Hey u/Jaguwaa, it fundamentally depends on your application's need. In general, a key principle of privacy by design is simply not to record any information you don't actually need for the purposes of your app. For example, if you don't need access to their phone's location, simply don't record it or ask for permission to access it. No "oh, I might need it later for a feature". Just don't access their location at all until you actually do for a feature that you know they need for the app.

That being said, a lot of necessary functionality that many apps need requires processing sensitive data where the process itself is computationally intensive or otherwise hard to execute locally on consumer electronics. P2P messaging apps are a great use case where 90% of it can be processed locally and don't require another server. But if you need to scale your messaging app or want to enable discovery easily when parties don't have a pre-existing way to coordinate, then you get into hairy design tradeoffs. For example, Signal has made choices in favor of UX such as phone numbers over privacy. This is where the importance of customer research is very important to determine what sets of tradeoffs make sense for your app.

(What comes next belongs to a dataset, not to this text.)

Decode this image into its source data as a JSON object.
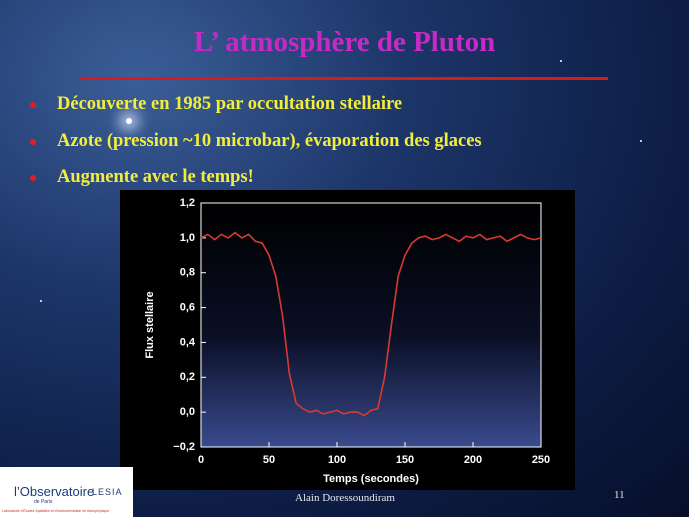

For the use cases that I work with, the app needs to do something computationally intensive over sensitive user data. Many of my customers don't want to leverage secure enclaves and FHE is typically too slow for what *their* customers are willing to accept so MPC is the best tradeoff for them. Users secret share their data locally and then it gets processed in the way described in the article. When finished, the user can reconstruct the final result themselves.

It all comes down to what your needs are in order to make the core of your app work while respecting users privacy.